Corriere della Sera, 23 aprile 2019
BTS, i ventenni coreani alla conquista dell’Europa
Coreani alla conquista del mondo. Non parliamo di tecnologia o di beauty, settori in cui Seul spopola da tempo, ma di sette ragazzi ventenni che con la loro musica stanno facendo incetta di record. Si chiamano BTS, hanno visi di porcellana e capelli variamente colorati e sono la prima band sudcoreana della storia ad aggiudicarsi il numero uno della classifica britannica: sono balzati dritti in vetta agli album più venduti con il nuovo ep Map of the Soul: Persona, uscito il 12 aprile, e hanno fatto capolino anche al quinto posto in Italia. Non solo: il video del nuovo singolo Boy with luv, con la popstar americana Halsey, ha mandato in tilt YouTube, diventando il video musicale più visto nella storia della piattaforma con 74,6 milioni di view nelle prime 24 ore d’uscita.
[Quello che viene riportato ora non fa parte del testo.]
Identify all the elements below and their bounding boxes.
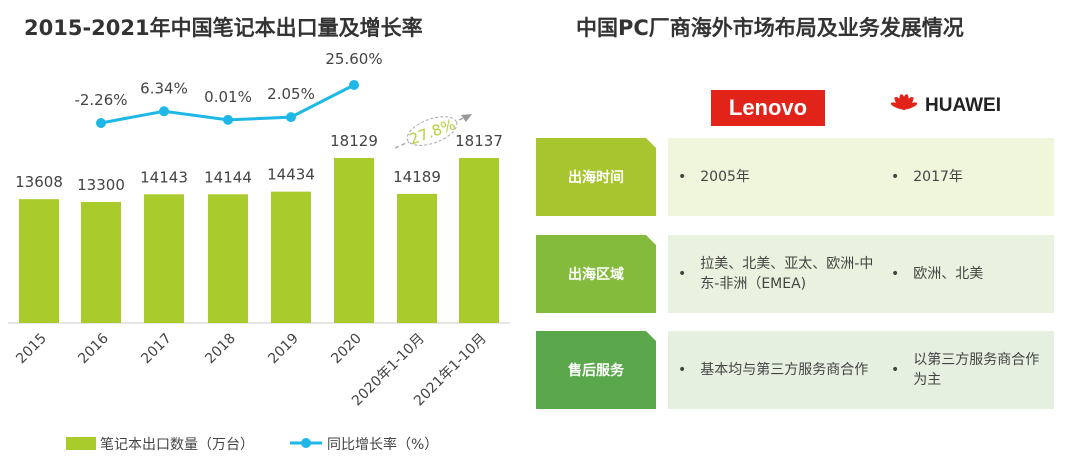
bar [81, 201, 121, 323]
growth-label: -2.26% [74, 91, 127, 109]
row-background [668, 138, 1054, 216]
growth-label: 2.05% [267, 85, 315, 103]
growth-point [286, 112, 296, 123]
legend-bar-swatch [66, 437, 96, 450]
growth-label: 6.34% [140, 79, 188, 97]
legend-line-marker [301, 438, 311, 448]
lenovo-logo-text: Lenovo [728, 95, 808, 120]
table-row: 售后服务 • 基本均与第三方服务商合作 • 以第三方服务商合作为主 [536, 331, 1054, 409]
bar-label: 14144 [204, 168, 252, 186]
bar [208, 194, 248, 323]
huawei-logo: HUAWEI [889, 93, 1001, 119]
x-tick-label: 2017 [138, 331, 175, 368]
chart-title: 2015-2021年中国笔记本出口量及增长率 [24, 16, 423, 40]
x-tick-label: 2020 [328, 331, 365, 368]
bar-label: 14189 [393, 168, 441, 186]
x-tick-label: 2015 [13, 331, 50, 368]
lenovo-logo: Lenovo [711, 90, 825, 126]
growth-point [349, 79, 359, 90]
bullet-icon: • [891, 266, 900, 282]
legend-bar-label: 笔记本出口数量（万台） [100, 437, 254, 453]
bullet-icon: • [678, 169, 687, 185]
table-title: 中国PC厂商海外市场布局及业务发展情况 [576, 16, 964, 40]
lenovo-cell: • 2005年 [678, 138, 888, 216]
huawei-cell: • 2017年 [891, 138, 1041, 216]
bar-label: 18129 [330, 132, 378, 150]
x-tick-label: 2018 [202, 331, 239, 368]
x-tick-label: 2016 [75, 330, 112, 367]
bar [334, 158, 374, 323]
growth-label: 25.60% [325, 50, 382, 68]
x-tick-label: 2019 [265, 331, 302, 368]
table-row: 出海时间 • 2005年 • 2017年 [536, 138, 1054, 216]
bullet-icon: • [891, 169, 900, 185]
bar-label: 14143 [140, 168, 188, 186]
lenovo-cell: • 拉美、北美、亚太、欧洲-中东-非洲（EMEA) [678, 235, 888, 313]
lenovo-value: 基本均与第三方服务商合作 [700, 362, 869, 378]
arrow-head-icon [461, 114, 472, 122]
huawei-value: 2017年 [913, 169, 963, 185]
export-chart: 13608 2015 13300 2016 14143 2017 14144 2018 1443… [8, 50, 510, 453]
huawei-cell: • 欧洲、北美 [891, 235, 1041, 313]
row-background [668, 331, 1054, 409]
annotation-ellipse [406, 116, 458, 146]
bar [19, 199, 59, 323]
lenovo-value: 2005年 [700, 169, 750, 185]
bar-label: 18137 [455, 132, 503, 150]
huawei-logo-text: HUAWEI [925, 95, 1001, 116]
huawei-value: 以第三方服务商合作为主 [913, 352, 1040, 388]
huawei-petals-icon [890, 94, 918, 110]
row-label: 出海时间 [536, 138, 656, 216]
bar [459, 157, 499, 323]
row-label: 出海区域 [536, 235, 656, 313]
legend-line-label: 同比增长率（%） [327, 436, 438, 453]
bullet-icon: • [891, 362, 900, 378]
bullet-icon: • [678, 362, 687, 378]
bar [271, 191, 311, 323]
row-label: 售后服务 [536, 331, 656, 409]
growth-point [223, 114, 233, 125]
bar [144, 194, 184, 323]
row-background [668, 235, 1054, 313]
lenovo-value: 拉美、北美、亚太、欧洲-中东-非洲（EMEA) [700, 256, 874, 292]
lenovo-cell: • 基本均与第三方服务商合作 [678, 331, 888, 409]
bar-label: 13608 [15, 173, 63, 191]
bar-label: 13300 [77, 176, 125, 194]
table-row: 出海区域 • 拉美、北美、亚太、欧洲-中东-非洲（EMEA) • 欧洲、北美 [536, 235, 1054, 313]
growth-label: 0.01% [204, 88, 252, 106]
growth-point [96, 117, 106, 128]
bar-label: 14434 [267, 166, 315, 184]
bullet-icon: • [678, 266, 687, 282]
huawei-cell: • 以第三方服务商合作为主 [891, 331, 1041, 409]
growth-point [159, 106, 169, 117]
bar [397, 193, 437, 323]
huawei-value: 欧洲、北美 [913, 266, 984, 282]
I numeri fanno girare la testa, ma non sono finiti: i BTS sono stati inseriti dal Time nella lista 2019 delle 100 persone più influenti al mondo e lo scorso anno sono stati gli artisti che hanno venduto più dischi al mondo dopo Drake e prima di Ed Sheeran. Non passa settimana senza che battano record, che espugnino classifiche, che irrompano fra i trend di Twitter con gli hashtag a cascata dei giovanissimi fan (che si chiamano «army», cioè esercito).
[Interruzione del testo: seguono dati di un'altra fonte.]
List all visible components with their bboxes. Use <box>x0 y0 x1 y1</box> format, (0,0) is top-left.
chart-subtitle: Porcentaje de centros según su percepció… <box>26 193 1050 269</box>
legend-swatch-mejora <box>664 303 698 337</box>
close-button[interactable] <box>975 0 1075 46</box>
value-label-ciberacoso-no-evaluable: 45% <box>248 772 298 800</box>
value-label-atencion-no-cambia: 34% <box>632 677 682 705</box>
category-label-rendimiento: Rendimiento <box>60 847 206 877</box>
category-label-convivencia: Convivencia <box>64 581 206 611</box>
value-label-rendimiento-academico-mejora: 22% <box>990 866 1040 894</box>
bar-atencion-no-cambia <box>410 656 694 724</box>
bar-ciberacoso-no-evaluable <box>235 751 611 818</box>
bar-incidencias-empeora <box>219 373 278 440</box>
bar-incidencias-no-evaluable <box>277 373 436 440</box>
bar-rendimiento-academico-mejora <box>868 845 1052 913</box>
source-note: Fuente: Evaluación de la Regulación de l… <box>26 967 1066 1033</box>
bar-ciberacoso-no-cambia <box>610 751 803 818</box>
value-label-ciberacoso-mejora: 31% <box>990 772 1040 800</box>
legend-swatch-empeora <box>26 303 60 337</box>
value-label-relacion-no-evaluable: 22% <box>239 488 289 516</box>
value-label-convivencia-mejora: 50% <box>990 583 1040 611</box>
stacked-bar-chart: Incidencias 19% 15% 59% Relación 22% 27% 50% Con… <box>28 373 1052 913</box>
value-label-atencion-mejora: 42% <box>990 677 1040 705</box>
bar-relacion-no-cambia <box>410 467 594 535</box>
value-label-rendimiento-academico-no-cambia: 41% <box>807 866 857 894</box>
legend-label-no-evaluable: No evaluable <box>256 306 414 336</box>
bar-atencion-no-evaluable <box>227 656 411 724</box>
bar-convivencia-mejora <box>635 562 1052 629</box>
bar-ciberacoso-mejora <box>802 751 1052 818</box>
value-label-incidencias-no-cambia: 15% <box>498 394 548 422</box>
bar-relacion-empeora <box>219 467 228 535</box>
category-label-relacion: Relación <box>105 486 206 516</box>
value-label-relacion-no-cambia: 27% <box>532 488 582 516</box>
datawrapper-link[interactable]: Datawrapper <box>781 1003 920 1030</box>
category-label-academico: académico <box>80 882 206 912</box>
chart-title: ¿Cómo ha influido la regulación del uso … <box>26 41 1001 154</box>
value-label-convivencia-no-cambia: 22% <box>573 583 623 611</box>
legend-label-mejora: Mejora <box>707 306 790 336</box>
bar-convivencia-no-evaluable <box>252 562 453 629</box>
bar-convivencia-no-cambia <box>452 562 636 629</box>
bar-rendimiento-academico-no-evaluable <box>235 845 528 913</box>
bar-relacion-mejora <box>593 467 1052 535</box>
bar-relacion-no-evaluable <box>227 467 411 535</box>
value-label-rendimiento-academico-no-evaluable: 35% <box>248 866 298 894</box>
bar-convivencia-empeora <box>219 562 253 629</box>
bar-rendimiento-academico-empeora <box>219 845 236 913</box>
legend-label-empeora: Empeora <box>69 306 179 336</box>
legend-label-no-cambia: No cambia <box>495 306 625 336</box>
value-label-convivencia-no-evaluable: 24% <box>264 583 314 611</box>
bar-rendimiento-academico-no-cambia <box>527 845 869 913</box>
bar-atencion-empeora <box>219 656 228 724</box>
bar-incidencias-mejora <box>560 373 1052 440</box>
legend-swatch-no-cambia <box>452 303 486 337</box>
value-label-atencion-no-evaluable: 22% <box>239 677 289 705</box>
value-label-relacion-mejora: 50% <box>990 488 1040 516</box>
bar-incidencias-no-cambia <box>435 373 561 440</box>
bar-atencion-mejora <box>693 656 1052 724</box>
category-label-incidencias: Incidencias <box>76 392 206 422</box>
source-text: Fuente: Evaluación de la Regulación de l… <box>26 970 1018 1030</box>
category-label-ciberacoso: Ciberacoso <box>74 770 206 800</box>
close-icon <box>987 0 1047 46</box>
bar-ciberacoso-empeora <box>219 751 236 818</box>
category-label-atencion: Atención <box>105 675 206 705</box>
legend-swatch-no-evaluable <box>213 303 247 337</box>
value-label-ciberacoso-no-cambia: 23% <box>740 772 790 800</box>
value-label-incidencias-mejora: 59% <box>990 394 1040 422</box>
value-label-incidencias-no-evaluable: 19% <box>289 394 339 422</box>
Ma i BTS non sono che il sintomo più eclatante di una febbre da K-pop (come si chiama il pop coreano) molto più ampia, che ha conquistato prima l’Asia, poi gli Stati Uniti e che ora sta dilagando anche in Europa, con boy band come gli Exo o i Big Bang e girl band come le Blackpink o le Red Velvet.
E se la lontana penisola asiatica si avvicina a noi, anche le star occidentali vedono aprirsi un mercato enorme. Così fioccano i featuring: John Legend l’autunno scorso ha duettato con Wendy (una delle Red Velvet), Kanye West ha collaborato con la band JYJ, e, tornando ai BTS, oltre alla hit con Halsey nel nuovo ep vantano un brano scritto da Ed Sheeran (Make it right) e hanno fatto sapere che il loro prossimo desiderio sarebbe un sodalizio con Billie Eilish, ovvero la 17enne americana rivelazione del momento.
Ma qual è il segreto di RM, Jin, Suga, J-Hope, Park Ji-min, V e Jeon Jung-kook? Hanno lineamenti androgini, cantano e ballano alla perfezione, si impegnano nella band con disciplina ferrea e, a differenza di altri gruppi, partecipano attivamente alla scrittura dei pezzi. La musica è un mix di dance-pop e r’n’b di matrice americana come è tipico della «korean wave», le voci sono dolci, quasi femminili, i testi (incomprensibili, salvo i titoli e qualche ritornello in inglese) affrontano anche temi delicati come la depressione, l’amore, l’ansia per i risultati scolastici: argomenti chiave in una società competitiva come quella coreana che infatti li ha incoronati in ogni modo e li considera portavoce della cultura coreana nel mondo.
I fan dei BTS (il nome sta per Bangtan Sonyeondan, cioè «boyscout a prova di proiettile») sono scatenati, anche in Italia, fra pagine Facebook, account Twitter, siti che traducono canzoni e interviste. Ma tutto il mondo del K-pop porta con sé un universo di fan pronte a imparare il coreano pur di capire i testi, di riprodurre le coreografie, di accamparsi fuori dai locali in attesa dei loro «idol».
E a proposito di attesa, cresce quella per il tour europeo che toccherà Londra e Parigi a inizio giugno. L’Italia, per ora, è esclusa. Ma le «army» italiane sono agguerrite e hanno già fatto partire petizioni online per portare i sette beniamini anche nel nostro paese.